Agentes da inteligência dos EUA irão para o Haiti, informa Casa Branca

Membros do FBI e do Departamento de Segurança Interna ajudarão nas investigações sobre assassinato de presidente

Betsy Klein e Veronica Stracqualursi, da CNN
10 de julho de 2021 às 16:09 | Atualizado 10 de julho de 2021 às 16:10
O presidente do Haiti, Jovenel Moise
O presidente do Haiti, Jovenel Moise, foi assassinado em casa nesta semana
Foto: Riccardo Savi/Getty Images for Concordia Summit

Após pedido do Haiti, os Estados Unidos enviarão agentes do FBI e do Departamento de Segurança Interna ao país após o assassinato do presidente da nação no início desta semana. O país caribenho também pediu pela presença de tropas americanas no local.

"Os EUA continuam engajados", disse a secretária de imprensa da Casa Branca, Jen Psaki, aos repórteres na sexta-feira (09), acrescentando que funcionários do alto escalão dos dois órgãos viajarão para Porto Príncipe "o mais rápido possível", onde, segundo ela, avaliarão a situação e prestarão assistência na segurança e na investigação.

O governo haitiano solicitou às tropas norte-americanas que ajudem a proteger a infraestrutura, portos, aeroportos e sistemas de energia, informou à CNN o ministro das Eleições do Haiti, Mathias Pierre. Mathias disse que o pedido era de um número limitado de cerca de 500 tropas e que ele antecipou a ameaça da presença de "mercenários em potencial".

O Pentágono recebeu o pedido na sexta-feira à tarde. "O governo haitiano solicitou segurança e assistência investigativa, e nós permanecemos em contato regular com oficiais haitianos para discutir como os Estados Unidos podem ajudar. Para qualquer outra informação, contate o Departamento de Estado dos Estados Unidos", disse o Pentágono em uma declaração. A CNN pediu nota ao órgão.

O presidente do Haiti, Jovenel Moise, foi morto durante um ataque a sua residência particular na capital de Porto Príncipe na quarta-feira de manhã. A primeira dama do Haiti, Martine Moise, também foi baleada no ataque e evacuada para um hospital em Miami para tratamento.

O assassinato de Moise lançou a nação caribenha em um tumulto mais profundo, já que sua morte deixa um vácuo de poder e vem no momento em que o Haiti vive uma onda de extrema violência, uma crise humanitária crescente e a pandemia de Covid-19 em agravamento.

O presidente do Haiti, Jovenel Moise, foi morto em um ataque em sua residência
Foto: Joseph Odelyn/AP

 A polícia haitiana deteve até agora 17 suspeitos, incluindo dois cidadãos americanos, em conexão com o tiroteio fatal e está procurando por pelo menos mais oito suspeitos.

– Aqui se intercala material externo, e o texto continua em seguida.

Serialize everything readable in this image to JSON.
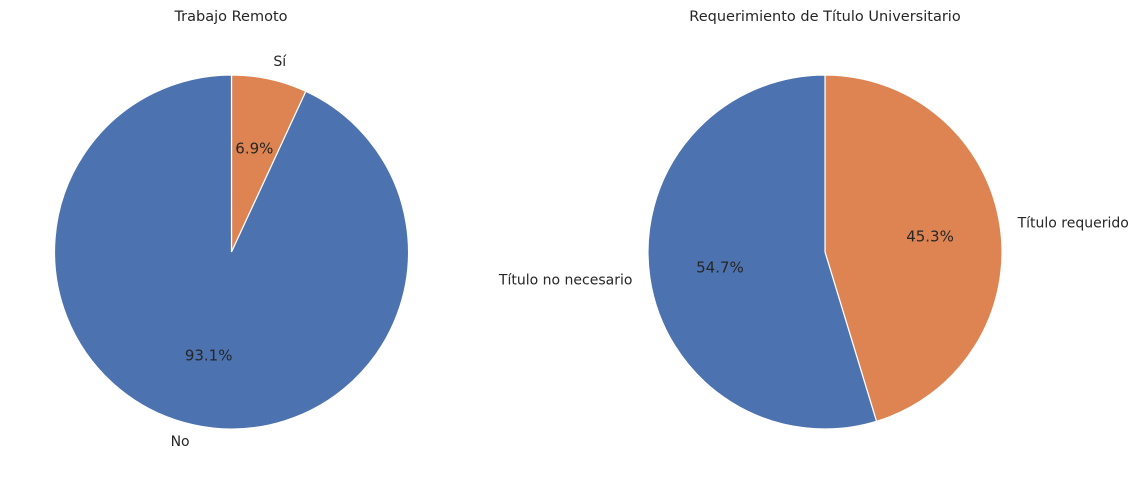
{
  "chart_data": [
    {
      "type": "pie",
      "title": "Trabajo Remoto",
      "start_angle": 90,
      "direction": "clockwise",
      "slices": [
        {
          "label": "Sí",
          "value": 6.9,
          "pct_label": "6.9%",
          "color": "#dd8452"
        },
        {
          "label": "No",
          "value": 93.1,
          "pct_label": "93.1%",
          "color": "#4c72b0"
        }
      ]
    },
    {
      "type": "pie",
      "title": "Requerimiento de Título Universitario",
      "start_angle": 90,
      "direction": "clockwise",
      "slices": [
        {
          "label": "Título requerido",
          "value": 45.3,
          "pct_label": "45.3%",
          "color": "#dd8452"
        },
        {
          "label": "Título no necesario",
          "value": 54.7,
          "pct_label": "54.7%",
          "color": "#4c72b0"
        }
      ]
    }
  ]
}
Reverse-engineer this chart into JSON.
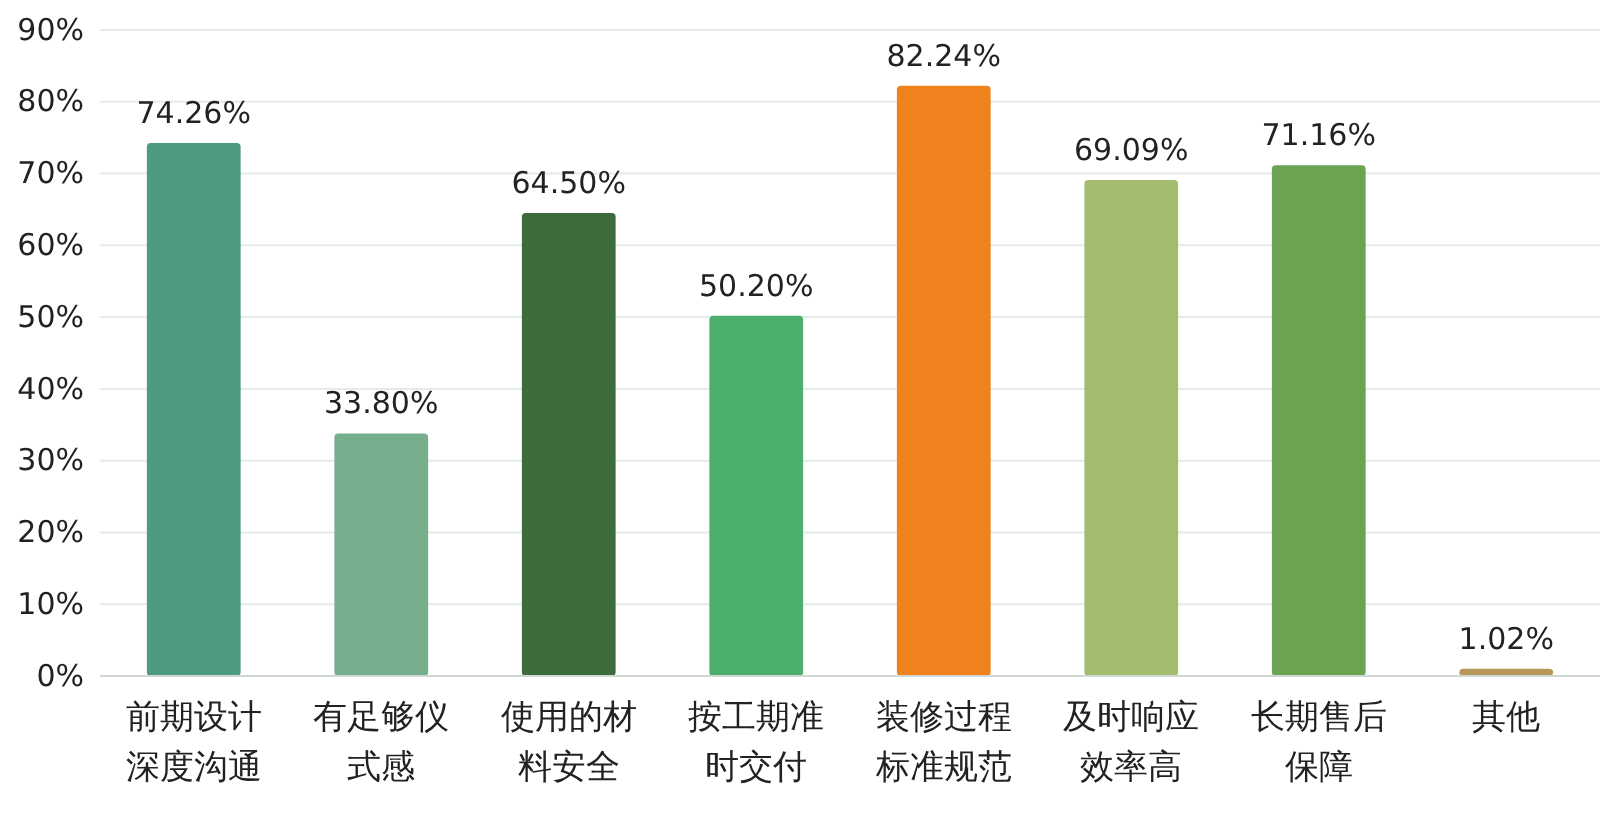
{
  "chart_data": {
    "type": "bar",
    "categories": [
      "前期设计深度沟通",
      "有足够仪式感",
      "使用的材料安全",
      "按工期准时交付",
      "装修过程标准规范",
      "及时响应效率高",
      "长期售后保障",
      "其他"
    ],
    "values": [
      74.26,
      33.8,
      64.5,
      50.2,
      82.24,
      69.09,
      71.16,
      1.02
    ],
    "colors": [
      "#4e9a80",
      "#76ae8e",
      "#3d6b3c",
      "#4caf6e",
      "#f0821e",
      "#a3bc6d",
      "#6aa352",
      "#b8965a"
    ],
    "value_labels": [
      "74.26%",
      "33.80%",
      "64.50%",
      "50.20%",
      "82.24%",
      "69.09%",
      "71.16%",
      "1.02%"
    ],
    "ylim": [
      0,
      90
    ],
    "yticks": [
      {
        "value": 0,
        "label": "0%"
      },
      {
        "value": 10,
        "label": "10%"
      },
      {
        "value": 20,
        "label": "20%"
      },
      {
        "value": 30,
        "label": "30%"
      },
      {
        "value": 40,
        "label": "40%"
      },
      {
        "value": 50,
        "label": "50%"
      },
      {
        "value": 60,
        "label": "60%"
      },
      {
        "value": 70,
        "label": "70%"
      },
      {
        "value": 80,
        "label": "80%"
      },
      {
        "value": 90,
        "label": "90%"
      }
    ],
    "grid": "y"
  }
}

Pouco se sabe sobre os suspeitos e sua motivação para o ataque.

Pressionada pelas notícias de que dois haitianos americanos estavam envolvidos com o assassinato, Psaki se recusou a comentar. "A investigação está sendo conduzida pelas forças policiais haitianas no local", disse ela, recusando-se a se antecipar à investigação em andamento.

O porta-voz do Departamento de Estado dos EUA, Ned Price, também confirmou na sexta-feira que a Polícia Nacional Haitiana solicitou assistência de investigação dos EUA e os EUA estão respondendo a esse pedido.

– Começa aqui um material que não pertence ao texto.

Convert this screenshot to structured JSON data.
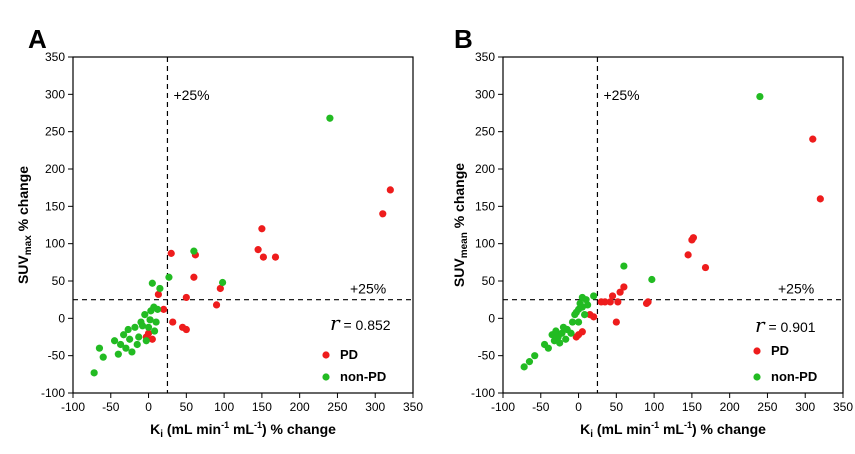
{
  "chart_data": [
    {
      "type": "scatter",
      "panel_label": "A",
      "ylabel_main": "SUV",
      "ylabel_sub": "max",
      "ylabel_rest": " % change",
      "xlabel_main": "K",
      "xlabel_sub": "i",
      "xlabel_a": " (mL min",
      "xlabel_sup1": "-1",
      "xlabel_b": " mL",
      "xlabel_sup2": "-1",
      "xlabel_c": ") % change",
      "xlim": [
        -100,
        350
      ],
      "ylim": [
        -100,
        350
      ],
      "x_ticks": [
        -100,
        -50,
        0,
        50,
        100,
        150,
        200,
        250,
        300,
        350
      ],
      "y_ticks": [
        -100,
        -50,
        0,
        50,
        100,
        150,
        200,
        250,
        300,
        350
      ],
      "x_tick_labels": [
        "-100",
        "-50",
        "0",
        "50",
        "100",
        "150",
        "200",
        "250",
        "300",
        "350"
      ],
      "y_tick_labels": [
        "-100",
        "-50",
        "0",
        "50",
        "100",
        "150",
        "200",
        "250",
        "300",
        "350"
      ],
      "threshold_x": 25,
      "threshold_y": 25,
      "threshold_x_label": "+25%",
      "threshold_y_label": "+25%",
      "r_label": "r",
      "r_value": " = 0.852",
      "grid": false,
      "legend_position": "bottom-right",
      "series": [
        {
          "name": "PD",
          "color": "#ee1c1c",
          "points": [
            [
              -3,
              -25
            ],
            [
              0,
              -20
            ],
            [
              5,
              -28
            ],
            [
              13,
              32
            ],
            [
              20,
              12
            ],
            [
              30,
              87
            ],
            [
              32,
              -5
            ],
            [
              45,
              -12
            ],
            [
              50,
              -15
            ],
            [
              50,
              28
            ],
            [
              60,
              55
            ],
            [
              62,
              85
            ],
            [
              90,
              18
            ],
            [
              95,
              40
            ],
            [
              145,
              92
            ],
            [
              150,
              120
            ],
            [
              152,
              82
            ],
            [
              168,
              82
            ],
            [
              310,
              140
            ],
            [
              320,
              172
            ]
          ]
        },
        {
          "name": "non-PD",
          "color": "#22bb22",
          "points": [
            [
              -72,
              -73
            ],
            [
              -65,
              -40
            ],
            [
              -60,
              -52
            ],
            [
              -45,
              -30
            ],
            [
              -40,
              -48
            ],
            [
              -37,
              -35
            ],
            [
              -33,
              -22
            ],
            [
              -30,
              -40
            ],
            [
              -27,
              -15
            ],
            [
              -25,
              -28
            ],
            [
              -22,
              -45
            ],
            [
              -18,
              -12
            ],
            [
              -15,
              -35
            ],
            [
              -13,
              -25
            ],
            [
              -10,
              -5
            ],
            [
              -8,
              -10
            ],
            [
              -5,
              5
            ],
            [
              -3,
              -30
            ],
            [
              0,
              -12
            ],
            [
              2,
              -2
            ],
            [
              3,
              10
            ],
            [
              5,
              47
            ],
            [
              7,
              15
            ],
            [
              8,
              -17
            ],
            [
              10,
              -5
            ],
            [
              12,
              12
            ],
            [
              15,
              40
            ],
            [
              27,
              55
            ],
            [
              60,
              90
            ],
            [
              98,
              48
            ],
            [
              240,
              268
            ]
          ]
        }
      ]
    },
    {
      "type": "scatter",
      "panel_label": "B",
      "ylabel_main": "SUV",
      "ylabel_sub": "mean",
      "ylabel_rest": " % change",
      "xlabel_main": "K",
      "xlabel_sub": "i",
      "xlabel_a": " (mL min",
      "xlabel_sup1": "-1",
      "xlabel_b": " mL",
      "xlabel_sup2": "-1",
      "xlabel_c": ") % change",
      "xlim": [
        -100,
        350
      ],
      "ylim": [
        -100,
        350
      ],
      "x_ticks": [
        -100,
        -50,
        0,
        50,
        100,
        150,
        200,
        250,
        300,
        350
      ],
      "y_ticks": [
        -100,
        -50,
        0,
        50,
        100,
        150,
        200,
        250,
        300,
        350
      ],
      "x_tick_labels": [
        "-100",
        "-50",
        "0",
        "50",
        "100",
        "150",
        "200",
        "250",
        "300",
        "350"
      ],
      "y_tick_labels": [
        "-100",
        "-50",
        "0",
        "50",
        "100",
        "150",
        "200",
        "250",
        "300",
        "350"
      ],
      "threshold_x": 25,
      "threshold_y": 25,
      "threshold_x_label": "+25%",
      "threshold_y_label": "+25%",
      "r_label": "r",
      "r_value": " = 0.901",
      "grid": false,
      "legend_position": "bottom-right",
      "series": [
        {
          "name": "PD",
          "color": "#ee1c1c",
          "points": [
            [
              -3,
              -25
            ],
            [
              0,
              -22
            ],
            [
              5,
              -18
            ],
            [
              15,
              5
            ],
            [
              20,
              2
            ],
            [
              30,
              22
            ],
            [
              35,
              22
            ],
            [
              42,
              22
            ],
            [
              45,
              30
            ],
            [
              50,
              -5
            ],
            [
              52,
              22
            ],
            [
              55,
              35
            ],
            [
              60,
              42
            ],
            [
              90,
              20
            ],
            [
              92,
              22
            ],
            [
              145,
              85
            ],
            [
              150,
              105
            ],
            [
              152,
              108
            ],
            [
              168,
              68
            ],
            [
              310,
              240
            ],
            [
              320,
              160
            ]
          ]
        },
        {
          "name": "non-PD",
          "color": "#22bb22",
          "points": [
            [
              -72,
              -65
            ],
            [
              -65,
              -58
            ],
            [
              -58,
              -50
            ],
            [
              -45,
              -35
            ],
            [
              -40,
              -40
            ],
            [
              -35,
              -22
            ],
            [
              -32,
              -30
            ],
            [
              -30,
              -17
            ],
            [
              -27,
              -25
            ],
            [
              -25,
              -33
            ],
            [
              -22,
              -20
            ],
            [
              -20,
              -12
            ],
            [
              -17,
              -28
            ],
            [
              -15,
              -15
            ],
            [
              -10,
              -20
            ],
            [
              -8,
              -5
            ],
            [
              -5,
              5
            ],
            [
              -3,
              8
            ],
            [
              0,
              12
            ],
            [
              0,
              -5
            ],
            [
              2,
              20
            ],
            [
              5,
              15
            ],
            [
              5,
              28
            ],
            [
              8,
              5
            ],
            [
              10,
              25
            ],
            [
              12,
              18
            ],
            [
              20,
              30
            ],
            [
              60,
              70
            ],
            [
              97,
              52
            ],
            [
              240,
              297
            ]
          ]
        }
      ]
    }
  ]
}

Psaki também delineou a assistência existente dos EUA ao país, incluindo o Centro de Narcóticos Internacionais e Assuntos de Aplicação da Lei do Departamento de Estado, a assistência direta à Polícia Nacional Haitiana sobre violência de gangues e intervenção comunitária.

Além disso, ela observou que o Departamento de Segurança Nacional estendeu o status de Proteção Temporária ao Haiti por 18 meses, ainda sob implementação. 

O Haiti também estará recebendo vacinas dos EUA, acrescentou Psaki, que poderão chegar "já na próxima semana" dependendo das autorizações de embarque.

O país é um dos poucos em todo o mundo que ainda não começou a vacinação contra o vírus.